Three linked artworks made for and with the Forth and Clyde Canal by Minty Donald, Neil McGuire and Nick Millar, 2014—Read More
Seven iron ingots commemorating a barge-pulling event in July 2015
Nine granite boulders, each with a miniature reservoir carved into its upper face
Lettering carved into opposite walls of the canal, marking past and present water levels
The RESERVOIR carvings make a connection between the canal, which is often seen as an inert stretch of water – a big ditch – and the wider network of waterways that feed it. Every day, one of Scottish Canals’ employees monitors rainfall and travels over 100 miles to visit the reservoirs and feeder channels across central Scotland that supply water to the Forth and Clyde Canal. At each, he adjusts sluice gates, clears blockages and regulates water flow to ensure that the canal’s water level is maintained.

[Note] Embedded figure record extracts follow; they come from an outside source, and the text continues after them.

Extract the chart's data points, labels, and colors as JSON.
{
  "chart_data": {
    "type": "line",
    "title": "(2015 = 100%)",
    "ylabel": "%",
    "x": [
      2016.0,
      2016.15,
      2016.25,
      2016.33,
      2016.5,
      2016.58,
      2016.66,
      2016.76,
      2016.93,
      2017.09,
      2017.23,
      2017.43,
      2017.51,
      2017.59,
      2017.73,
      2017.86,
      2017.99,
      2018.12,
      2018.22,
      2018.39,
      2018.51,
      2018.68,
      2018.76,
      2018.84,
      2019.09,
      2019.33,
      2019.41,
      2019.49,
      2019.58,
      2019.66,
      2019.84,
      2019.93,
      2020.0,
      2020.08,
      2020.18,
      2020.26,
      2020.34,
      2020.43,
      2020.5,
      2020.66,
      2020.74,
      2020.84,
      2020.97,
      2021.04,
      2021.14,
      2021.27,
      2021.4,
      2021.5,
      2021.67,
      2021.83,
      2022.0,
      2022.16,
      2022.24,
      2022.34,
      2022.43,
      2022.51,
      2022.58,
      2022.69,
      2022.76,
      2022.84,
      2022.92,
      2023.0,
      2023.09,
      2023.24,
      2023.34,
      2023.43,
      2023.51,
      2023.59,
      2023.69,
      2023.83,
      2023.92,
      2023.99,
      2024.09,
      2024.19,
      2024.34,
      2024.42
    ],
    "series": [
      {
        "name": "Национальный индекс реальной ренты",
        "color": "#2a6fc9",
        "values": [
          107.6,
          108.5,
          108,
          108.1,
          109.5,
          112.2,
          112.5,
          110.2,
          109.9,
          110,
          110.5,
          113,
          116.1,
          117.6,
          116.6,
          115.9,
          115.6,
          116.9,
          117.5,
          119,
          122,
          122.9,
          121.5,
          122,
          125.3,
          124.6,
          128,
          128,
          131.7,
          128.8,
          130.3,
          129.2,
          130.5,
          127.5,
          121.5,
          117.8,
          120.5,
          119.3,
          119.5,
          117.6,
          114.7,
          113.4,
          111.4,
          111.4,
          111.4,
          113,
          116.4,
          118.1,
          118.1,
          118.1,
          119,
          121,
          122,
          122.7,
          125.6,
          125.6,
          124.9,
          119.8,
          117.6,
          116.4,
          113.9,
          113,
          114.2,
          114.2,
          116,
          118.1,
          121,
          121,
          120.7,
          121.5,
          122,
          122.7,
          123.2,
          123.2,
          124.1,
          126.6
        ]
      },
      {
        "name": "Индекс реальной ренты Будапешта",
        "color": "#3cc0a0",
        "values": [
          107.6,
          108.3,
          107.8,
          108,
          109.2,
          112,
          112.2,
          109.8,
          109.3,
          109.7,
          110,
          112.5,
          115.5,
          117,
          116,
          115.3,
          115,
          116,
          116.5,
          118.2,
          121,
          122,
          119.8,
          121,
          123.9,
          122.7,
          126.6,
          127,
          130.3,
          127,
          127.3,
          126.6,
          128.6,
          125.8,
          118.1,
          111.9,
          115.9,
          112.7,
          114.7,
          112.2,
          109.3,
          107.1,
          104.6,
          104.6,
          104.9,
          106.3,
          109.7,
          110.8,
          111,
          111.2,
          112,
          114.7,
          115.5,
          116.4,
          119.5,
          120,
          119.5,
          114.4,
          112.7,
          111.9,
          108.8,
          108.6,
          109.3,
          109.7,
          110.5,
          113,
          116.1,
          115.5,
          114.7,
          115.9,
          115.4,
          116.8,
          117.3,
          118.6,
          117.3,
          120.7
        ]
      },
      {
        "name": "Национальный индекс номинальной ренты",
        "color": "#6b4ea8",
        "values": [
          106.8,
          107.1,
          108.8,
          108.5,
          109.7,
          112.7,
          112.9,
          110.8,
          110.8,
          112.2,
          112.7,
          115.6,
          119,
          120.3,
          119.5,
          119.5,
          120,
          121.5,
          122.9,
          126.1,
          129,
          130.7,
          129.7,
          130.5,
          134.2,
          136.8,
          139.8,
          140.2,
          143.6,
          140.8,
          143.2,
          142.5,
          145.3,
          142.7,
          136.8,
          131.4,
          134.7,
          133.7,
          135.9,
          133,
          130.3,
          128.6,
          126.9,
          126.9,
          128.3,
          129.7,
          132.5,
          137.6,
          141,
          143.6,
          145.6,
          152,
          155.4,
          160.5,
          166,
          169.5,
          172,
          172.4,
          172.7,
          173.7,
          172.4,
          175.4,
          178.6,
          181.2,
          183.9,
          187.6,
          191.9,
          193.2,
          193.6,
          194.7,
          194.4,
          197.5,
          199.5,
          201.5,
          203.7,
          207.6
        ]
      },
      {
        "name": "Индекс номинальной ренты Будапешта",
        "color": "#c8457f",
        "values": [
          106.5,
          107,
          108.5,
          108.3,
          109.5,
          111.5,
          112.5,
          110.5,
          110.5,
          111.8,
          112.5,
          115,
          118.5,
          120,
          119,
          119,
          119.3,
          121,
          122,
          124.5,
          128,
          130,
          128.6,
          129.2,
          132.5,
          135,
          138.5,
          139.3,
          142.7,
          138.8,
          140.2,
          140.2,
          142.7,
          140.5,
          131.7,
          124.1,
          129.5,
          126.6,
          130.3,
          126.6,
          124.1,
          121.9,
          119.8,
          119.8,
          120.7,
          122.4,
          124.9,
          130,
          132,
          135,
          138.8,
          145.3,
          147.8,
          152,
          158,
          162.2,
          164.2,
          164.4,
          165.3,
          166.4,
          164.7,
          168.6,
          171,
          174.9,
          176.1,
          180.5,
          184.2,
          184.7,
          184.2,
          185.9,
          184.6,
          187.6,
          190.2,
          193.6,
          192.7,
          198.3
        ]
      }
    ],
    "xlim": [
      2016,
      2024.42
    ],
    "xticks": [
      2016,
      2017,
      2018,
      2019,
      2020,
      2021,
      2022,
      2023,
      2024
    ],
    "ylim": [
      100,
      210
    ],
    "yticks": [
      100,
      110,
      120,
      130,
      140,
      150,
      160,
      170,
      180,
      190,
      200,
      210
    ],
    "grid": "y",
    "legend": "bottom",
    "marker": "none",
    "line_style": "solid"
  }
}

Davie MacRoberts, Scottish Canals’ operatives’ supervisor, is pleased with the installation of the carved reservoirs, one of which is outside the workshop at Scottish Canals Head Office. ‘The reservoir carvings show employees what they are dealing with — what the reservoirs would look like when empty’.
The carvings were made by artist, David Wilson, and are based on Scottish Canals’ hydrological survey drawings of Birkenburn Loch, Black Loch, Lilly Loch, Townhead Reservoir and Hillend Reservoir. Four of the smaller reservoirs (Bishop Loch, Johnston Loch, Lochend Loch and Woodend Loch) are no longer connected to the network and so additional surveys of these much smaller and shallower lochs were commissioned from the University of Glasgow’s School of Geographical and Earth Sciences, and new drawings made.
The RESERVOIR boulders respond to changing atmospheric conditions: rainwater gathers in the carved basins and spills out through grooved outflows or evaporates. The surfaces of the miniature lochs and reservoirs are dimpled by rain showers, ruffled by wind and, occasionally, stilled by freezing temperatures.